My point in discussing this process is to encourage you to trust in the plan that is the product of intense thought, scrutiny, analytics and discussion. Second guessing the plans you’ve put forward because of temporary external factors such as spikes in the market or short term fluctuations in education costs can be foolish. Long term trends typically hold true, so don’t get bogged down in short-term thinking.
Stand by your investment strategies. No one likes losing money and no one likes underperforming the broader market. However, what are you really trying to accomplish? For most investors, in the short term, I will venture to say that neither losing money, nor underperformance matters if you are on a path toward achieving your goals.
When you develop your investment strategies they should be in response to the financial plan you and your financial advisor worked so hard to produce. As such, you have determined goal rates of return, time horizons and risk tolerance in order to establish an investment strategy.
My objective in managing money is to take the least amount of risk in pursuing whatever rate of return is required to reach a goal. This may mean investing aggressively and losing money in the short term in an effort to produce growth over the long term. It also may mean underperforming the broader market. Consequently, if the client desires to preserve capital and achieve a modest rate of return, underperformance may not be a concern. It may be in their best interest to invest in such a way that limits risk and volatility to pursue that goal.
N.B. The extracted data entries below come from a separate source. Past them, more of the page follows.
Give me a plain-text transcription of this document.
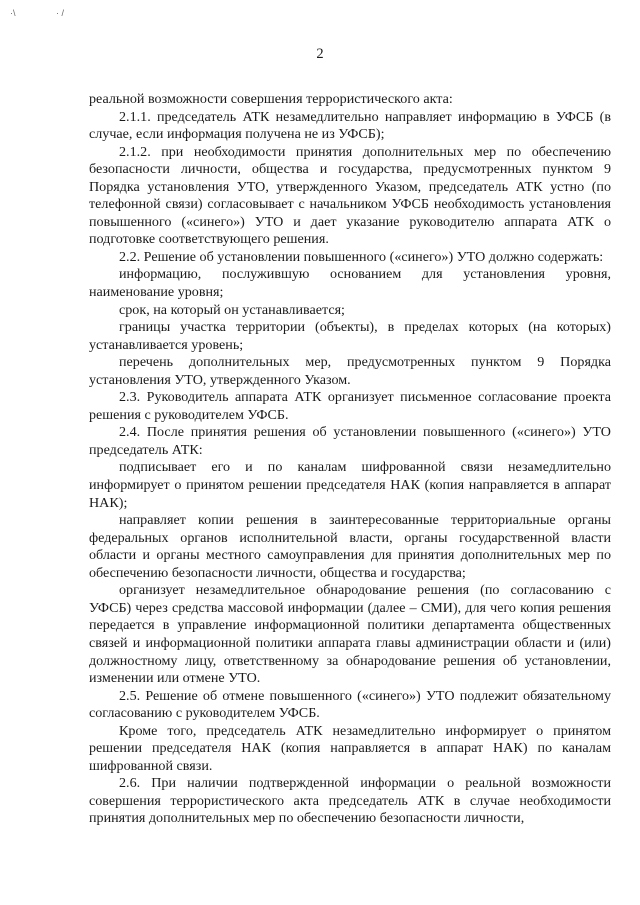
·\	· /
2

реальной возможности совершения террористического акта:

2.1.1. председатель АТК незамедлительно направляет информацию в УФСБ (в случае, если информация получена не из УФСБ);

2.1.2. при необходимости принятия дополнительных мер по обеспечению безопасности личности, общества и государства, предусмотренных пунктом 9 Порядка установления УТО, утвержденного Указом, председатель АТК устно (по телефонной связи) согласовывает с начальником УФСБ необходимость установления повышенного («синего») УТО и дает указание руководителю аппарата АТК о подготовке соответствующего решения.

2.2. Решение об установлении повышенного («синего») УТО должно содержать:

информацию, послужившую основанием для установления уровня, наименование уровня;

срок, на который он устанавливается;

границы участка территории (объекты), в пределах которых (на которых) устанавливается уровень;

перечень дополнительных мер, предусмотренных пунктом 9 Порядка установления УТО, утвержденного Указом.

2.3. Руководитель аппарата АТК организует письменное согласование проекта решения с руководителем УФСБ.

2.4. После принятия решения об установлении повышенного («синего») УТО председатель АТК:

подписывает его и по каналам шифрованной связи незамедлительно информирует о принятом решении председателя НАК (копия направляется в аппарат НАК);

направляет копии решения в заинтересованные территориальные органы федеральных органов исполнительной власти, органы государственной власти области и органы местного самоуправления для принятия дополнительных мер по обеспечению безопасности личности, общества и государства;

организует незамедлительное обнародование решения (по согласованию с УФСБ) через средства массовой информации (далее – СМИ), для чего копия решения передается в управление информационной политики департамента общественных связей и информационной политики аппарата главы администрации области и (или) должностному лицу, ответственному за обнародование решения об установлении, изменении или отмене УТО.

2.5. Решение об отмене повышенного («синего») УТО подлежит обязательному согласованию с руководителем УФСБ.

Кроме того, председатель АТК незамедлительно информирует о принятом решении председателя НАК (копия направляется в аппарат НАК) по каналам шифрованной связи.

2.6. При наличии подтвержденной информации о реальной возможности совершения террористического акта председатель АТК в случае необходимости принятия дополнительных мер по обеспечению безопасности личности,
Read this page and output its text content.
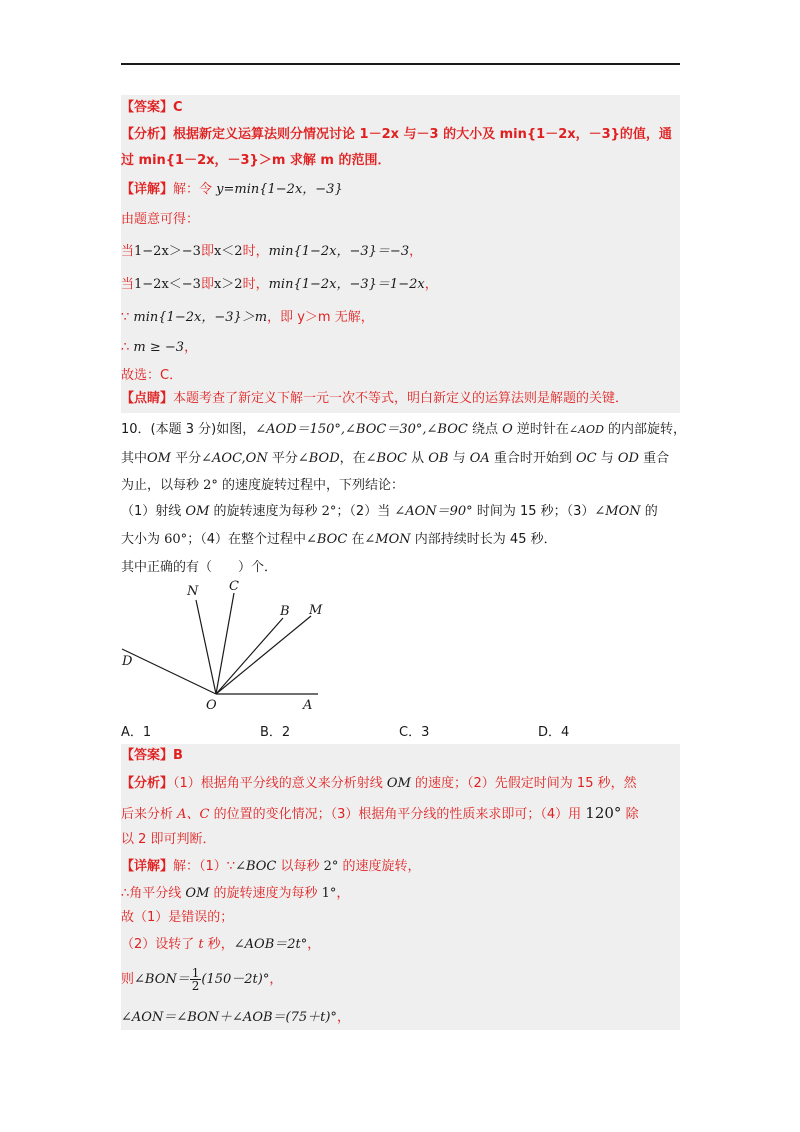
【答案】C
【分析】根据新定义运算法则分情况讨论 1－2x 与－3 的大小及 min{1－2x，－3}的值，通
过 min{1－2x，－3}＞m 求解 m 的范围．
【详解】解：令 y=min{1−2x，−3}
由题意可得：
当1−2x＞−3即x＜2时，min{1−2x，−3}＝−3，
当1−2x＜−3即x＞2时，min{1−2x，−3}＝1−2x，
∵ min{1−2x，−3}＞m，即 y＞m 无解，
∴ m ≥ −3，
故选：C．
【点睛】本题考查了新定义下解一元一次不等式，明白新定义的运算法则是解题的关键．
10．(本题 3 分)如图，∠AOD＝150°,∠BOC＝30°,∠BOC 绕点 O 逆时针在∠AOD 的内部旋转，
其中OM 平分∠AOC,ON 平分∠BOD，在∠BOC 从 OB 与 OA 重合时开始到 OC 与 OD 重合
为止，以每秒 2° 的速度旋转过程中，下列结论：
（1）射线 OM 的旋转速度为每秒 2°；（2）当 ∠AON＝90° 时间为 15 秒；（3）∠MON 的
大小为 60°；（4）在整个过程中∠BOC 在∠MON 内部持续时长为 45 秒．
其中正确的有（　　）个．
N C
B M
D
O	A
A．1	B．2	C．3	D．4
【答案】B
【分析】（1）根据角平分线的意义来分析射线 OM 的速度；（2）先假定时间为 15 秒，然
后来分析 A、C 的位置的变化情况；（3）根据角平分线的性质来求即可；（4）用 120° 除
以 2 即可判断．
【详解】解：（1）∵∠BOC 以每秒 2° 的速度旋转，
∴角平分线 OM 的旋转速度为每秒 1°，
故（1）是错误的；
（2）设转了 t 秒，∠AOB＝2t°，
则∠BON＝ $\frac{1}{2} (150-2t)^\circ$，
∠AON＝∠BON＋∠AOB＝(75＋t)°，
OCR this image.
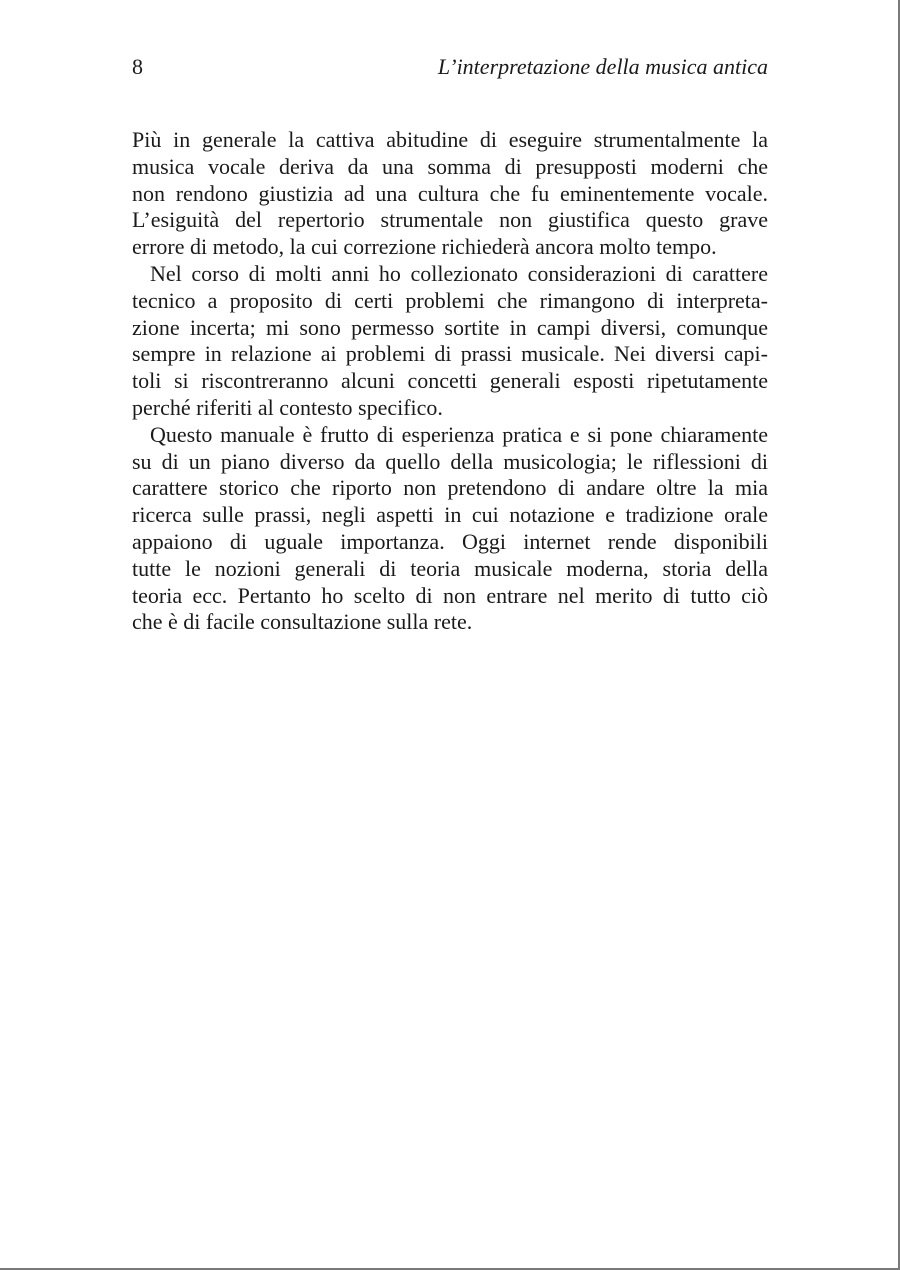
8	L’interpretazione della musica antica
Più in generale la cattiva abitudine di eseguire strumentalmente la
musica vocale deriva da una somma di presupposti moderni che
non rendono giustizia ad una cultura che fu eminentemente vocale.
L’esiguità del repertorio strumentale non giustifica questo grave
errore di metodo, la cui correzione richiederà ancora molto tempo.
Nel corso di molti anni ho collezionato considerazioni di carattere
tecnico a proposito di certi problemi che rimangono di interpreta-
zione incerta; mi sono permesso sortite in campi diversi, comunque
sempre in relazione ai problemi di prassi musicale. Nei diversi capi-
toli si riscontreranno alcuni concetti generali esposti ripetutamente
perché riferiti al contesto specifico.
Questo manuale è frutto di esperienza pratica e si pone chiaramente
su di un piano diverso da quello della musicologia; le riflessioni di
carattere storico che riporto non pretendono di andare oltre la mia
ricerca sulle prassi, negli aspetti in cui notazione e tradizione orale
appaiono di uguale importanza. Oggi internet rende disponibili
tutte le nozioni generali di teoria musicale moderna, storia della
teoria ecc. Pertanto ho scelto di non entrare nel merito di tutto ciò
che è di facile consultazione sulla rete.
Whatever the case, if you trust your plan and trust your advisor, stand by your investment strategies knowing that it is the right approach in addressing well thought out goals, not just make you rich.
Stick with your insurance policies. I believe that insurance is the most misunderstood portion of a financial plan. The most common client response I get when we begin discussing insurance, regardless of the type, is, “I don’t like insurance.” What does that really mean? I think insurance gets a bad rap.
Ask yourself… What happens to my family if I die prematurely? What happens if I become disabled and I’m unable to work? What if I develop dementia or Alzheimer’s? Each of these situations has the potential to wipe out all of your reserves and retirement savings. Specifically, I’m talking about Life, Disability and Long Term Care Insurance.
No one likes paying into an insurance policy and not getting anything back. However, what’s misunderstood is that more than providing piece of mind, insurance is crucial to protecting all of your hard work, managing the “What if’s” in your life and a significant wealth building tool.
Life Insurance can turn $3,000 a year into $2,000,000 overnight. Disability Insurance can turn $3,000 a year into $5,000 a month in income if you can’t work. Long-Term Care Insurance can turn $3,000 a year into $150 a day in benefits if you require home healthcare or are required to live in a memory care facility. Nothing else can do that. You can’t realistically invest your insurance premiums and turn them into benefits this significant.
Therefore, if it fits into your plan, don’t give up on your insurance policies or become discouraged thinking you may not collect on years of paid premiums. Each aspect of your financial plan has a specific purpose and insurance is not different. I’ve always said that you don’t need insurance until you do… profound right? Stick with your insurance policies.
In conclusion, a lot of hard work and thought goes into creating an effective financial plan. Each strategy exists for a reason and provides a means to smartly addressing your financial goals. Don’t lose sight of what you’re trying to accomplish. I encourage you to begin planning now, invest your money early and get insurance while young and healthy.
The opinions voiced in this material are for general information only and are not intended to provide specific advice or recommendations for any individual.